Dolly Parton morreu aos 80 anos após uma breve batalha contra o câncer que praticamente ninguém sabia que ela estava travando. O tipo da doença não foi divulgado pelos representantes da cantora até agora.
Jada Star, sobrinha de Dolly, deu uma entrevista ao Extra nesta terça-feira explicando a escolha da tia. A resposta foi simples: “Ela nunca quis preocupar ninguém. Então, acho que foi um choque.” Isso resume bem. Uma mulher que passou décadas sendo o conforto de todo mundo decidiu que essa parte ela ia carregar sozinha.
Vou falar uma coisa: tem algo muito dela nisso. Dolly construiu uma carreira inteira em cima de ser presença, alegria, generosidade sem fim. A Imagination Library doou centenas de milhões de livros. Ela financiou pesquisas que ajudaram a desenvolver vacinas usadas no mundo todo. A ideia de virar alvo de preocupação provavelmente era o que ela menos queria.
A equipe da cantora soltou um comunicado depois da morte confirmando a “breve batalha contra o câncer”, mas sem especificar qual. A família ficou sabendo, os amigos próximos ficaram sabendo, e o público ficou sabendo depois. Essa foi a ordem que Dolly escolheu.

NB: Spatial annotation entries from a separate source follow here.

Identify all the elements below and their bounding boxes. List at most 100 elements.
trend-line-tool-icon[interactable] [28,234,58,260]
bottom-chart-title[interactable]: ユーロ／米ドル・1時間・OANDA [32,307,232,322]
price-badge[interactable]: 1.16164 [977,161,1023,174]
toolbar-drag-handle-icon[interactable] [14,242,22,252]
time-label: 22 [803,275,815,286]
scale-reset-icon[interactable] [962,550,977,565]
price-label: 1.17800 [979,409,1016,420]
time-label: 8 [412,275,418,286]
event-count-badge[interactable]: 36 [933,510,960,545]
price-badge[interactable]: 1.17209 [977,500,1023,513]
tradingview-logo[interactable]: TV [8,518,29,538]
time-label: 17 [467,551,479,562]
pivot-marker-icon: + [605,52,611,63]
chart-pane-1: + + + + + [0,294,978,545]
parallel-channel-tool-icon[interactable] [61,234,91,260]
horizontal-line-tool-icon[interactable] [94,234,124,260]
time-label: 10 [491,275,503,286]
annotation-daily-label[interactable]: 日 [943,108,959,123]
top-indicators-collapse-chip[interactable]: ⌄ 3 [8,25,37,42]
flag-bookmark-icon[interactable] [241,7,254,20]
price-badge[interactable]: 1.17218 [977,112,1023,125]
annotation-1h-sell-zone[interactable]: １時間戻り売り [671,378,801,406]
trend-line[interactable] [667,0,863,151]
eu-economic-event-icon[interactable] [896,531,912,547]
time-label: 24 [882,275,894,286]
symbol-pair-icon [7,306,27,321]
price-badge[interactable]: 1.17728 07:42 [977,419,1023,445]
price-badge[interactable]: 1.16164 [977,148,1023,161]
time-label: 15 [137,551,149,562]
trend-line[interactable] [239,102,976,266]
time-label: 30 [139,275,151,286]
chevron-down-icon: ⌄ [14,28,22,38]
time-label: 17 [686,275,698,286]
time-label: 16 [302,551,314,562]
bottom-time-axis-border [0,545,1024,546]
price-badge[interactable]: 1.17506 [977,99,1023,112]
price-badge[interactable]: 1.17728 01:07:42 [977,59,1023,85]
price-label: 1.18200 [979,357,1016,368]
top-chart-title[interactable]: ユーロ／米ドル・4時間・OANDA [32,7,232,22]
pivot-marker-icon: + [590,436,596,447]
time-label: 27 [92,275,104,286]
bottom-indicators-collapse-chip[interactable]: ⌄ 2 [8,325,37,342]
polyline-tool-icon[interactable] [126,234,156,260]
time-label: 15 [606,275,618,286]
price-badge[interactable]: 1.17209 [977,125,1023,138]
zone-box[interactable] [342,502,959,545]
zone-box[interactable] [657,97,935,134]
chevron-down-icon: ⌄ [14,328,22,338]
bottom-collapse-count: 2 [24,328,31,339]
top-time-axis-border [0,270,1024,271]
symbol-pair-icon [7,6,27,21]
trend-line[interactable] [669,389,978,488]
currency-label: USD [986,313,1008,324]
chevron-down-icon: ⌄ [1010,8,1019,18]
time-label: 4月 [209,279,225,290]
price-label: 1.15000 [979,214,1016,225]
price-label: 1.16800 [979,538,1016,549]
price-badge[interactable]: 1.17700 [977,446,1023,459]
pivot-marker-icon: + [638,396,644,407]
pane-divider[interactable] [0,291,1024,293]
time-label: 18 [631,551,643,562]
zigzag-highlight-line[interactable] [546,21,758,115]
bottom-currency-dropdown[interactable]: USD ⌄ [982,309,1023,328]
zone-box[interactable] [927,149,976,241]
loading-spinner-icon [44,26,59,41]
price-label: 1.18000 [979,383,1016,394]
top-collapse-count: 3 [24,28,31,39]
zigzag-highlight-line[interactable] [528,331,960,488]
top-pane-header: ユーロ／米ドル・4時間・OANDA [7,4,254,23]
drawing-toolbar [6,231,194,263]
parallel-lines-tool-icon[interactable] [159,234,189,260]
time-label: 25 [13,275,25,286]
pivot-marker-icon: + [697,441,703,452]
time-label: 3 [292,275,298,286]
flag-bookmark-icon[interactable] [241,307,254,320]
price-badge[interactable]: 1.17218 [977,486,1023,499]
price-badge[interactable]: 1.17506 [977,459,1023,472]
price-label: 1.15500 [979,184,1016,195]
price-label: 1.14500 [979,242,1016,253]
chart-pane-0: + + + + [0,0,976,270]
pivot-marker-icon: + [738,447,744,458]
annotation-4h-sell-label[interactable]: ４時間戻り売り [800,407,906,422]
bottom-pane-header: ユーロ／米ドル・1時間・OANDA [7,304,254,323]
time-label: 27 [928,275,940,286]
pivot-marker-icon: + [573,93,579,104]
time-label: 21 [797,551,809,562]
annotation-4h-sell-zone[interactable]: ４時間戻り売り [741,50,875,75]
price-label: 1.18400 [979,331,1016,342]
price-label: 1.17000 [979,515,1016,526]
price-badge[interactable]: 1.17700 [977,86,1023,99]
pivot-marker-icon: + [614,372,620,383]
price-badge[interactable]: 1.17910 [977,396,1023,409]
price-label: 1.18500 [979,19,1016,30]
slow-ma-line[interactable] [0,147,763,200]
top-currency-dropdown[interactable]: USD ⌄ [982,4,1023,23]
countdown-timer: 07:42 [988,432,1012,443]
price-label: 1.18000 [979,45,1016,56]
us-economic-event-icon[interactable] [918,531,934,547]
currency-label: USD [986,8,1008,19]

O que torna a história um pouco mais pesada é justamente o contraste. Uma artista que viveu completamente exposta, que virou ícone, símbolo, meme, referência de caráter, resolveu que a parte mais difícil da vida era só dela. Não teve especial, não teve entrevista revelação, não teve story de despedida.
A CNN ainda arrumou tempo pra errar feio no meio disso tudo: ao noticiar a morte, a emissora exibiu uma foto de sósia de Dolly no lugar da cantora. Um vexame separado, mas que diz algo sobre como a mídia processa luto de celebridade em velocidade.
Dolly Parton passou a vida cuidando de todo mundo. Na hora de ir, ela cuidou pra que a saída não virasse peso pra ninguém. Até nisso ela foi consistente.